Volvo launches US$1.07 billion offer to take over Nissan Diesel

Swedish truck maker AB Volvo made a 7.5 billion kronor (US$1 billion; EUR810 million) offer Tuesday to take over Japan's Nissan Diesel in a strategic move aimed at gaining a solid presence in Asia.

The move, which would give Volvo full ownership of Nissan Diesel from the current 19 percent, highlights Volvo's ambitions in Asia, where the company has lacked a local brand while owning Mack Trucks in the U.S. and Renault Trucks in Europe.

Volvo is the world's second-largest truck maker after DaimlerChrysler AG of Germany, while Nissan Diesel is Japan's fourth-largest truck maker.

Volvo said it estimates Nissan Diesel's net interest-bearing debt at 7.5 billion kronor (US$1 billion; EUR810 million), bringing the total cost of its planned acquisition of the Japanese truck maker to 15 billion kronor (US$2 billion; Ђ1.6 billion).

Nissan Diesel Motor Co. President Iwao Nakamura expressed support for the tender offer, saying the move will save costs in development and purchasing, including emission-reducing technologies, and present opportunities for efficient investments for long-term growth.

"What we want the most is growth," he told reporters at a Tokyo hotel after the offer was announced. "This move is the most effective way to achieve growth."
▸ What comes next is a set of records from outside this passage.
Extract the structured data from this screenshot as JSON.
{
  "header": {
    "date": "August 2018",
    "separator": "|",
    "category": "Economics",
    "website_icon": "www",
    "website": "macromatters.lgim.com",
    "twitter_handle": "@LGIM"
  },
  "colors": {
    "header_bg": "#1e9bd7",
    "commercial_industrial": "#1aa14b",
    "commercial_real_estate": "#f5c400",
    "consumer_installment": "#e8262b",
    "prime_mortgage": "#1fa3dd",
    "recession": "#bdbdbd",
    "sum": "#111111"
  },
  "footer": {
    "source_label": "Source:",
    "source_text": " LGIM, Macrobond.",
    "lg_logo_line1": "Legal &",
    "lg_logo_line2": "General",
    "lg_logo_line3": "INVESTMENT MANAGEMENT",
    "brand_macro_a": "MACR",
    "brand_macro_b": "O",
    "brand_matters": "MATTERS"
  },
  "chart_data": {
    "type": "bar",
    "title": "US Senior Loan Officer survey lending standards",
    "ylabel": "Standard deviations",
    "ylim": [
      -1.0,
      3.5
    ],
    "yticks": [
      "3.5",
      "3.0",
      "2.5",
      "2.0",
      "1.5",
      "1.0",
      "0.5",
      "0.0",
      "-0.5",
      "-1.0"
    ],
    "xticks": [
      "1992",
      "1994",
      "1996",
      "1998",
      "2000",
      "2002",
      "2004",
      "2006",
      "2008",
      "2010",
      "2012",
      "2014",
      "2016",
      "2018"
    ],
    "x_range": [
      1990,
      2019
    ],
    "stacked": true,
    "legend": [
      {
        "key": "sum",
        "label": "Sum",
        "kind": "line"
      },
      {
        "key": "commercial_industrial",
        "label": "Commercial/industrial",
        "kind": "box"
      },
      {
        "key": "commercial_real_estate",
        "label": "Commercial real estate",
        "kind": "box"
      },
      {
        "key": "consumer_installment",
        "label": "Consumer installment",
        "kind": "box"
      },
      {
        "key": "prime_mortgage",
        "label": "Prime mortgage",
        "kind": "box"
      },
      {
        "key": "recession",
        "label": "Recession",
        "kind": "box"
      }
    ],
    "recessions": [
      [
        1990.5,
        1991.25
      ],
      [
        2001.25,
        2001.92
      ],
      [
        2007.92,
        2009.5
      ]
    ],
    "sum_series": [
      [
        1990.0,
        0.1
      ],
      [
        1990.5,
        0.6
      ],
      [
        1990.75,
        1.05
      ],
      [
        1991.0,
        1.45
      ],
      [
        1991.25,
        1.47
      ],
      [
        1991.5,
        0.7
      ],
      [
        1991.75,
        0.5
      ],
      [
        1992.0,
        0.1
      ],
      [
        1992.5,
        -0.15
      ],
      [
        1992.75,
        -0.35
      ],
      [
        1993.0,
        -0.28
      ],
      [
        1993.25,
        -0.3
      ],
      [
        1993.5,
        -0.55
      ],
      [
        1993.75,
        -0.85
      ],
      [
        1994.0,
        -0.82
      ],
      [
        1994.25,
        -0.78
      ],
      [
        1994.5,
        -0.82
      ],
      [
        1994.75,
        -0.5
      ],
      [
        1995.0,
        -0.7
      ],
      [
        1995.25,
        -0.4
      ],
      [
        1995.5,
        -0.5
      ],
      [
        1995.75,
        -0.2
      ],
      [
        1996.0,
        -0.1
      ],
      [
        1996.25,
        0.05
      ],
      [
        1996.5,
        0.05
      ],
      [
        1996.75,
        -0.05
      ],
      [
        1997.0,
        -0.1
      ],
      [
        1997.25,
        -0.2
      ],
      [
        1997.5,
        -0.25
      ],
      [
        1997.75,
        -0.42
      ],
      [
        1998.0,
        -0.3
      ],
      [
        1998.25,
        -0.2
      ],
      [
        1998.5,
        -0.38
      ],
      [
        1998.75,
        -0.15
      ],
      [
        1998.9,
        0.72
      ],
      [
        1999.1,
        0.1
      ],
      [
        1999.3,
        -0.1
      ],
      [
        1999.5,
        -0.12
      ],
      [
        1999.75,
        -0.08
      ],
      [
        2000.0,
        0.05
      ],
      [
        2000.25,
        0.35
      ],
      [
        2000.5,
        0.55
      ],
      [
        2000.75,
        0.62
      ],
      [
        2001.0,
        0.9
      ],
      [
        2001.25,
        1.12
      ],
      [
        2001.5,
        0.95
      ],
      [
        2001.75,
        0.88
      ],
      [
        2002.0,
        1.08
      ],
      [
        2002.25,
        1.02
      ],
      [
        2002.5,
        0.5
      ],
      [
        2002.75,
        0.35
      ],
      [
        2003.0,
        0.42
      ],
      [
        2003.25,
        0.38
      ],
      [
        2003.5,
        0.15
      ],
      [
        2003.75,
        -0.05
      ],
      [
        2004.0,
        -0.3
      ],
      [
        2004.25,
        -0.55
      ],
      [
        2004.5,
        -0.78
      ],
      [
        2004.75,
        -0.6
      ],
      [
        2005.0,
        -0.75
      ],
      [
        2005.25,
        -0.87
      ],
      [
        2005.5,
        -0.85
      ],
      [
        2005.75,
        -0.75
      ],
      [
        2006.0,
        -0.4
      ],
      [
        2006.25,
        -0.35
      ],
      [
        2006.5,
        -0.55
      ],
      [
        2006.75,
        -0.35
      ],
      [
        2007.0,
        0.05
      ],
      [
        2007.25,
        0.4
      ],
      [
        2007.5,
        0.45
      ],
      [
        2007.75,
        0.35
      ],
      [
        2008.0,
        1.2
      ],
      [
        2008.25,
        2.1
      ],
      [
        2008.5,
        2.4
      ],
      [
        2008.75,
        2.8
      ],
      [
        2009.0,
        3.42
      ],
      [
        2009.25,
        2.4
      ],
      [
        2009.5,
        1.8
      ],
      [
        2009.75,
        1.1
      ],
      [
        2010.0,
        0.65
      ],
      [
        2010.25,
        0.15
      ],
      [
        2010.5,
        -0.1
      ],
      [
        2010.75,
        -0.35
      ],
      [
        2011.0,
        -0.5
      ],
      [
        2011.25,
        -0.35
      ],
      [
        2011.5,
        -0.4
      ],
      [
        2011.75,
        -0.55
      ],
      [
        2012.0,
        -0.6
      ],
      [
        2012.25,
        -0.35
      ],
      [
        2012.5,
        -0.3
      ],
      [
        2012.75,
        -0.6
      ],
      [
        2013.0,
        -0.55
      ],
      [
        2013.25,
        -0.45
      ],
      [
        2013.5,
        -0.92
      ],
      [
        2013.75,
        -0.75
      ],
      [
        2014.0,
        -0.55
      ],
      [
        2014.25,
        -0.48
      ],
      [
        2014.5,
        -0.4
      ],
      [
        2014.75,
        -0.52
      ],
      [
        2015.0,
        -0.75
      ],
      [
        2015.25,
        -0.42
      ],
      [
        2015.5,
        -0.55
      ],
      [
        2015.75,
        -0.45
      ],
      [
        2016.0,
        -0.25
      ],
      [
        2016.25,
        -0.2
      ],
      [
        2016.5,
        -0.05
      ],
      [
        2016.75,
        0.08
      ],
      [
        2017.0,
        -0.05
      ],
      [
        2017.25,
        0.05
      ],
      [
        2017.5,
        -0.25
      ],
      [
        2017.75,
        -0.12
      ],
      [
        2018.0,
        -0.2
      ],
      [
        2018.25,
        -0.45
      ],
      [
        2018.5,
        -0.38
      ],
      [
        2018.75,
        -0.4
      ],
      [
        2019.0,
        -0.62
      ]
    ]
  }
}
The 540 yen (EUR3.44; US$4.52) cash per share offer, which represented a premium of 32 percent based on the Japanese company's average share price during the past three months, both sides said.

Nissan Diesel shares jumped 18 percent in Tokyo to a bid-only 523 yen (US$4.37; EUR3.33), up from its Monday's close at 443 yen (US$3.71; EUR2.83).

Jorma Halonen, Executive Vice President of Volvo Group, said that Nissan Diesel would retain its name and that management will stay Japanese.

Volvo is aiming for 20 percent to 25 percent market share in Asia, about the same share the group controls in the U.S. and Europe, Halonen said, while declining to set a timeframe.

Nissan Diesel's strengths in Asia, including Thailand and Indonesia, are a good complement for Volvo, Halonen said in Tokyo. He said 100 percent ownership will help quicken decision-making, likely to prove critical in keeping abreast of upcoming more stringent emission requirements around the world.

Nissan Diesel holds a market share in Japan of about 24 percent in heavy trucks and 15 percent in the medium-heavy segment.

If approved by antitrust authorities, the deal would be completed by March 29, Volvo said.

Goteborg, Sweden-based Volvo became the top shareholder in Nissan in March 2006, buying a 13 percent stake in Nissan Diesel from Tokyo-based Nissan Motor Co., and upped its holding to 19 percent in September.

At that time, Volvo said the deal wold help balance the company's offerings of heavy trucks and give it broader geographical reach in Asia. Volvo sold its car division to U.S.-based Ford Motor Co. in 1999.

Nissan Motor, Japan's No. 3 automaker, which is allied with Renault SA of France, sold Nissan Diesel to better concentrate on its passenger car business.

Volvo on Tuesday said a joint study identified gains amounting to EUR200 million ($263 million) annually for the next five years, mainly as a result of increased purchasing volumes, but also from product development and access to each other's dealerships and service networks.

"During our joint synergy study, great trust grew between the companies and I believe that the merger is the best alternative for Nissan Diesel's future," Nakamura said.

Volvo's fourth quarter profit climbed 25 percent to 3.7 billion kronor (EUR409 million; US$533 million). The company, which has 83,000 employees, sold its car division to U.S.-based Ford Motor Co. in 1999.

Nissan Diesel, which has about 9,100 employees and is based in Saitama Prefecture, just north of Tokyo, reported earlier this month a 44 percent slip in profit for the latest quarter at 10.4 billion yen (US$86.9 million; EUR66.2 million) as sales inched down 0.4 percent to 347 billion yen (US$2.9 billion; EUR2.2 billion).